RUI: A Novel Study of the Origin of the Enhancement of Electronic Conductivity and Properties of Cation-doped LiFePO4 Cathode Materials

RUI：阳离子掺杂LiFePO4正极材料电子导电率和性能增强起源的新研究

• 批准号: 0718482
• 负责人: Gan Liang
• 金额: $ 13.31万
• 依托单位: Sam Houston State University
• 依托单位国家: 美国
• 项目类别: Standard Grant
• 财政年份: 2007
• 资助国家: 美国
• 起止时间: 2007-08-15 至 2011-07-31
• 项目状态: 已结题
• 来源: https://www.nsf.gov/awardsearch/showAward?AWD_ID=0718482&HistoricalAwards=false
• 关键词: RUI; Novel; Study; Origin; Enhancement

This RUI award in the Analytical and Surface Chemistry Program supports Professor Gan Liang at Sam Houston State University (SHSU) in investigating the origins and mechanism of the enhancement of electronic conductivity in cation-doped lithium iron phosphate (LiFePO4) cathode materials. The first objective is to devise a novel approach to resolve a controversy regarding whether such enhancement is truly due to the intrinsic structural substitution of lithium or iron ions by multivalent metal cations or due to extrinsic impurities formed in the grain-boundary network of the materials. This project is designed to rule out the complicating factors due to grain boundary impurities by (1) synthesizing the cation-doped LiFePO4 in the form of single crystals, which are free of grain boundaries, and (2) synthesizing these materials in the form of very fine and well separated nanowires, for which the continuous grain-boundary network is either broken or cannot be formed. The second objective is to establish a basic understanding of how electrochemical performance and electronic conductivity vary with the size of the nanoparticles of the cation-doped LiFePO4 cathode materials.
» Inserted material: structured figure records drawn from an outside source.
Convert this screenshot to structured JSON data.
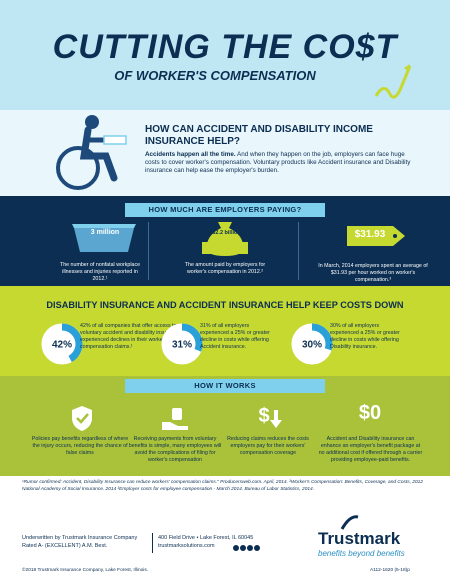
{
  "header": {
    "title": "CUTTING THE CO$T",
    "subtitle": "OF WORKER'S COMPENSATION"
  },
  "intro": {
    "heading": "HOW CAN ACCIDENT AND DISABILITY INCOME INSURANCE HELP?",
    "lead": "Accidents happen all the time.",
    "body": "And when they happen on the job, employers can face huge costs to cover worker's compensation. Voluntary products like Accident insurance and Disability insurance can help ease the employer's burden."
  },
  "paying": {
    "heading": "HOW MUCH ARE EMPLOYERS PAYING?",
    "items": [
      {
        "figure": "3 million",
        "text": "The number of nonfatal workplace illnesses and injuries reported in 2012.¹"
      },
      {
        "figure": "$82.2 billion",
        "text": "The amount paid by employers for worker's compensation in 2012.²"
      },
      {
        "figure": "$31.93",
        "text": "In March, 2014 employers spent an average of $31.93 per hour worked on worker's compensation.³"
      }
    ]
  },
  "costs": {
    "heading": "DISABILITY INSURANCE AND ACCIDENT INSURANCE HELP KEEP COSTS DOWN",
    "stats": [
      {
        "value": 42,
        "label": "42%",
        "text": "42% of all companies that offer access to voluntary accident and disability insurance experienced declines in their worker's compensation claims.¹"
      },
      {
        "value": 31,
        "label": "31%",
        "text": "31% of all employers experienced a 25% or greater decline in costs while offering Accident insurance."
      },
      {
        "value": 30,
        "label": "30%",
        "text": "30% of all employers experienced a 25% or greater decline in costs while offering Disability insurance."
      }
    ]
  },
  "how": {
    "heading": "HOW IT WORKS",
    "zero": "$0",
    "items": [
      "Policies pay benefits regardless of where the injury occurs, reducing the chance of false claims",
      "Receiving payments from voluntary benefits is simple, many employees will avoid the complications of filing for worker's compensation",
      "Reducing claims reduces the costs employers pay for their workers' compensation coverage",
      "Accident and Disability insurance can enhance an employer's benefit package at no additional cost if offered through a carrier providing employee-paid benefits."
    ]
  },
  "footnotes": "¹Rumor confirmed: Accident, Disability Insurance can reduce workers' compensation claims.\" Producersweb.com. April, 2014. ²Worker's Compensation: Benefits, Coverage, and Costs, 2012 National Academy of Social Insurance. 2014 ³Employer costs for employee compensation - March 2014. Bureau of Labor Statistics, 2014.",
  "footer": {
    "underwriter": "Underwritten by Trustmark Insurance Company",
    "rating": "Rated A- (EXCELLENT) A.M. Best.",
    "address": "400 Field Drive • Lake Forest, IL 60045",
    "website": "trustmarksolutions.com",
    "brand": "Trustmark",
    "tagline": "benefits beyond benefits",
    "copyright": "©2018 Trustmark Insurance Company, Lake Forest, Illinois.",
    "code": "A112-1620 (5-18)p"
  }
}
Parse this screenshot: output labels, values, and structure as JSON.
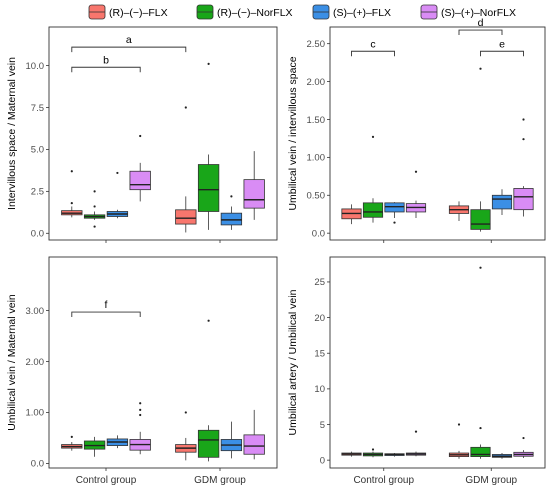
{
  "legend": {
    "position": "top",
    "items": [
      {
        "label": "(R)–(−)–FLX",
        "color": "#F8766D"
      },
      {
        "label": "(R)–(−)–NorFLX",
        "color": "#19A619"
      },
      {
        "label": "(S)–(+)–FLX",
        "color": "#3B8FE5"
      },
      {
        "label": "(S)–(+)–NorFLX",
        "color": "#D98CF5"
      }
    ]
  },
  "chart_data": [
    {
      "type": "box",
      "ylabel": "Intervillous space / Maternal vein",
      "categories": [
        "Control group",
        "GDM group"
      ],
      "ylim": [
        -0.4,
        12.3
      ],
      "yticks": [
        0.0,
        2.5,
        5.0,
        7.5,
        10.0
      ],
      "ytick_labels": [
        "0.0",
        "2.5",
        "5.0",
        "7.5",
        "10.0"
      ],
      "grid": false,
      "series": [
        {
          "name": "(R)–(−)–FLX",
          "boxes": [
            {
              "group": "Control group",
              "min": 0.95,
              "q1": 1.1,
              "median": 1.2,
              "q3": 1.35,
              "max": 1.6,
              "outliers": [
                3.7,
                1.8
              ]
            },
            {
              "group": "GDM group",
              "min": 0.05,
              "q1": 0.55,
              "median": 0.9,
              "q3": 1.4,
              "max": 2.2,
              "outliers": [
                7.5
              ]
            }
          ]
        },
        {
          "name": "(R)–(−)–NorFLX",
          "boxes": [
            {
              "group": "Control group",
              "min": 0.8,
              "q1": 0.9,
              "median": 1.0,
              "q3": 1.1,
              "max": 1.3,
              "outliers": [
                2.5,
                1.6,
                0.4
              ]
            },
            {
              "group": "GDM group",
              "min": 0.2,
              "q1": 1.3,
              "median": 2.6,
              "q3": 4.1,
              "max": 4.7,
              "outliers": [
                10.1
              ]
            }
          ]
        },
        {
          "name": "(S)–(+)–FLX",
          "boxes": [
            {
              "group": "Control group",
              "min": 0.9,
              "q1": 1.0,
              "median": 1.15,
              "q3": 1.3,
              "max": 1.4,
              "outliers": [
                3.6
              ]
            },
            {
              "group": "GDM group",
              "min": 0.2,
              "q1": 0.5,
              "median": 0.8,
              "q3": 1.2,
              "max": 1.6,
              "outliers": [
                2.2
              ]
            }
          ]
        },
        {
          "name": "(S)–(+)–NorFLX",
          "boxes": [
            {
              "group": "Control group",
              "min": 1.9,
              "q1": 2.6,
              "median": 2.9,
              "q3": 3.7,
              "max": 4.2,
              "outliers": [
                5.8
              ]
            },
            {
              "group": "GDM group",
              "min": 0.8,
              "q1": 1.5,
              "median": 2.0,
              "q3": 3.2,
              "max": 4.9,
              "outliers": []
            }
          ]
        }
      ],
      "brackets": [
        {
          "label": "a",
          "from_group": 0,
          "from_series": 0,
          "to_group": 1,
          "to_series": 0,
          "y": 11.1
        },
        {
          "label": "b",
          "from_group": 0,
          "from_series": 0,
          "to_group": 0,
          "to_series": 3,
          "y": 9.9
        }
      ]
    },
    {
      "type": "box",
      "ylabel": "Umbilical vein / intervillous space",
      "categories": [
        "Control group",
        "GDM group"
      ],
      "ylim": [
        -0.09,
        2.72
      ],
      "yticks": [
        0.0,
        0.5,
        1.0,
        1.5,
        2.0,
        2.5
      ],
      "ytick_labels": [
        "0.0",
        "0.50",
        "1.00",
        "1.50",
        "2.00",
        "2.50"
      ],
      "grid": false,
      "series": [
        {
          "name": "(R)–(−)–FLX",
          "boxes": [
            {
              "group": "Control group",
              "min": 0.12,
              "q1": 0.19,
              "median": 0.26,
              "q3": 0.32,
              "max": 0.38,
              "outliers": []
            },
            {
              "group": "GDM group",
              "min": 0.16,
              "q1": 0.26,
              "median": 0.31,
              "q3": 0.36,
              "max": 0.42,
              "outliers": []
            }
          ]
        },
        {
          "name": "(R)–(−)–NorFLX",
          "boxes": [
            {
              "group": "Control group",
              "min": 0.14,
              "q1": 0.21,
              "median": 0.28,
              "q3": 0.4,
              "max": 0.46,
              "outliers": [
                1.27
              ]
            },
            {
              "group": "GDM group",
              "min": 0.02,
              "q1": 0.05,
              "median": 0.12,
              "q3": 0.31,
              "max": 0.42,
              "outliers": [
                2.17
              ]
            }
          ]
        },
        {
          "name": "(S)–(+)–FLX",
          "boxes": [
            {
              "group": "Control group",
              "min": 0.2,
              "q1": 0.28,
              "median": 0.35,
              "q3": 0.4,
              "max": 0.41,
              "outliers": [
                0.14
              ]
            },
            {
              "group": "GDM group",
              "min": 0.24,
              "q1": 0.32,
              "median": 0.45,
              "q3": 0.5,
              "max": 0.58,
              "outliers": []
            }
          ]
        },
        {
          "name": "(S)–(+)–NorFLX",
          "boxes": [
            {
              "group": "Control group",
              "min": 0.2,
              "q1": 0.28,
              "median": 0.34,
              "q3": 0.39,
              "max": 0.43,
              "outliers": [
                0.81
              ]
            },
            {
              "group": "GDM group",
              "min": 0.22,
              "q1": 0.31,
              "median": 0.48,
              "q3": 0.59,
              "max": 0.62,
              "outliers": [
                1.5,
                1.24
              ]
            }
          ]
        }
      ],
      "brackets": [
        {
          "label": "c",
          "from_group": 0,
          "from_series": 0,
          "to_group": 0,
          "to_series": 2,
          "y": 2.4
        },
        {
          "label": "d",
          "from_group": 1,
          "from_series": 0,
          "to_group": 1,
          "to_series": 2,
          "y": 2.68
        },
        {
          "label": "e",
          "from_group": 1,
          "from_series": 1,
          "to_group": 1,
          "to_series": 3,
          "y": 2.4
        }
      ]
    },
    {
      "type": "box",
      "ylabel": "Umbilical vein / Maternal vein",
      "categories": [
        "Control group",
        "GDM group"
      ],
      "ylim": [
        -0.09,
        4.05
      ],
      "yticks": [
        0.0,
        1.0,
        2.0,
        3.0
      ],
      "ytick_labels": [
        "0.0",
        "1.00",
        "2.00",
        "3.00"
      ],
      "grid": false,
      "series": [
        {
          "name": "(R)–(−)–FLX",
          "boxes": [
            {
              "group": "Control group",
              "min": 0.25,
              "q1": 0.3,
              "median": 0.33,
              "q3": 0.37,
              "max": 0.42,
              "outliers": [
                0.52
              ]
            },
            {
              "group": "GDM group",
              "min": 0.06,
              "q1": 0.22,
              "median": 0.3,
              "q3": 0.37,
              "max": 0.5,
              "outliers": [
                1.0
              ]
            }
          ]
        },
        {
          "name": "(R)–(−)–NorFLX",
          "boxes": [
            {
              "group": "Control group",
              "min": 0.13,
              "q1": 0.28,
              "median": 0.35,
              "q3": 0.44,
              "max": 0.52,
              "outliers": []
            },
            {
              "group": "GDM group",
              "min": 0.04,
              "q1": 0.12,
              "median": 0.46,
              "q3": 0.65,
              "max": 0.75,
              "outliers": [
                2.8
              ]
            }
          ]
        },
        {
          "name": "(S)–(+)–FLX",
          "boxes": [
            {
              "group": "Control group",
              "min": 0.3,
              "q1": 0.35,
              "median": 0.42,
              "q3": 0.48,
              "max": 0.55,
              "outliers": []
            },
            {
              "group": "GDM group",
              "min": 0.1,
              "q1": 0.25,
              "median": 0.36,
              "q3": 0.47,
              "max": 0.82,
              "outliers": []
            }
          ]
        },
        {
          "name": "(S)–(+)–NorFLX",
          "boxes": [
            {
              "group": "Control group",
              "min": 0.18,
              "q1": 0.26,
              "median": 0.37,
              "q3": 0.47,
              "max": 0.62,
              "outliers": [
                1.18,
                1.05,
                0.95
              ]
            },
            {
              "group": "GDM group",
              "min": 0.08,
              "q1": 0.18,
              "median": 0.34,
              "q3": 0.56,
              "max": 1.05,
              "outliers": []
            }
          ]
        }
      ],
      "brackets": [
        {
          "label": "f",
          "from_group": 0,
          "from_series": 0,
          "to_group": 0,
          "to_series": 3,
          "y": 2.97
        }
      ]
    },
    {
      "type": "box",
      "ylabel": "Umbilical artery / Umbilical vein",
      "categories": [
        "Control group",
        "GDM group"
      ],
      "ylim": [
        -1.1,
        28.5
      ],
      "yticks": [
        0,
        5,
        10,
        15,
        20,
        25
      ],
      "ytick_labels": [
        "0",
        "5",
        "10",
        "15",
        "20",
        "25"
      ],
      "grid": false,
      "series": [
        {
          "name": "(R)–(−)–FLX",
          "boxes": [
            {
              "group": "Control group",
              "min": 0.5,
              "q1": 0.7,
              "median": 0.85,
              "q3": 1.0,
              "max": 1.2,
              "outliers": []
            },
            {
              "group": "GDM group",
              "min": 0.2,
              "q1": 0.5,
              "median": 0.75,
              "q3": 1.0,
              "max": 1.3,
              "outliers": [
                5.0
              ]
            }
          ]
        },
        {
          "name": "(R)–(−)–NorFLX",
          "boxes": [
            {
              "group": "Control group",
              "min": 0.4,
              "q1": 0.6,
              "median": 0.8,
              "q3": 1.0,
              "max": 1.2,
              "outliers": [
                1.5
              ]
            },
            {
              "group": "GDM group",
              "min": 0.2,
              "q1": 0.5,
              "median": 0.8,
              "q3": 1.8,
              "max": 2.2,
              "outliers": [
                27.0,
                4.5
              ]
            }
          ]
        },
        {
          "name": "(S)–(+)–FLX",
          "boxes": [
            {
              "group": "Control group",
              "min": 0.5,
              "q1": 0.65,
              "median": 0.8,
              "q3": 0.9,
              "max": 1.0,
              "outliers": []
            },
            {
              "group": "GDM group",
              "min": 0.2,
              "q1": 0.4,
              "median": 0.55,
              "q3": 0.8,
              "max": 1.0,
              "outliers": []
            }
          ]
        },
        {
          "name": "(S)–(+)–NorFLX",
          "boxes": [
            {
              "group": "Control group",
              "min": 0.55,
              "q1": 0.7,
              "median": 0.85,
              "q3": 1.0,
              "max": 1.2,
              "outliers": [
                4.0
              ]
            },
            {
              "group": "GDM group",
              "min": 0.3,
              "q1": 0.55,
              "median": 0.8,
              "q3": 1.1,
              "max": 1.4,
              "outliers": [
                3.1
              ]
            }
          ]
        }
      ],
      "brackets": []
    }
  ]
}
Such an understanding is currently absent due to the difficulties in making separable nanoparticles with desired sizes. Except material synthesis, the experimental program also includes the study of the transport, electronic structure, and electrochemical/physical properties of the cation-doped LiFePO4 materials. The characterization and property study include electronic conductivity, electrochemical performance (such as cyclic voltammetry, discharge profile, discharge capacity), x-ray absorption spectroscopy, x-ray diffraction, and transmission electron microscopy measurements. The success of this project will provide a better understanding of the origins of enhancement of the electronic conductivity in cation-doped LiFePO4, which could bring breakthrough in the application of these cathode materials in next generation lithium-ion batteries. The research will be conducted at a predominantly undergraduate institution, SHSU. This project will provide cutting edge research opportunities to undergraduate students at SHSU for their research training in several fields: electrochemistry, nanoscience, crystallography, and condensed matter physics.

该RUI分析和表面化学项目奖支持萨姆休斯顿州立大学（SHSU）的甘亮教授研究阳离子掺杂磷酸铁锂（LiFePO 4）阴极材料电子电导率增强的起源和机制。第一个目标是设计一种新的方法来解决这样的增强是否真正是由于多价金属阳离子的锂或铁离子的内在结构取代或由于在材料的晶界网络中形成的外来杂质的争议。该项目旨在排除由于晶界杂质而导致的复杂因素，方法是：（1）以无晶界的单晶形式合成阳离子掺杂的LiFePO 4，以及（2）以非常细且分离良好的纳米线形式合成这些材料，其中连续的晶界网络被破坏或无法形成。第二个目标是建立一个基本的理解，电化学性能和电子电导率如何随着阳离子掺杂的LiFePO 4正极材料的纳米颗粒的大小而变化。由于难以制备具有所需尺寸的可分离纳米颗粒，目前缺乏这种理解。除了材料合成外，实验计划还包括阳离子掺杂LiFePO 4材料的输运，电子结构和电化学/物理性质的研究。表征和性能研究包括电子电导率、电化学性能（如循环伏安法、放电曲线、放电容量）、x射线吸收光谱、x射线衍射和透射电子显微镜测量。该项目的成功将使人们更好地了解阳离子掺杂LiFePO 4电子电导率增强的原因，这可能会为这些正极材料在下一代锂离子电池中的应用带来突破。 这项研究将在一个主要的本科院校SHSU进行。该项目将为SHSU的本科生提供前沿研究机会，以便他们在几个领域进行研究培训：电化学，纳米科学，晶体学和凝聚态物理学。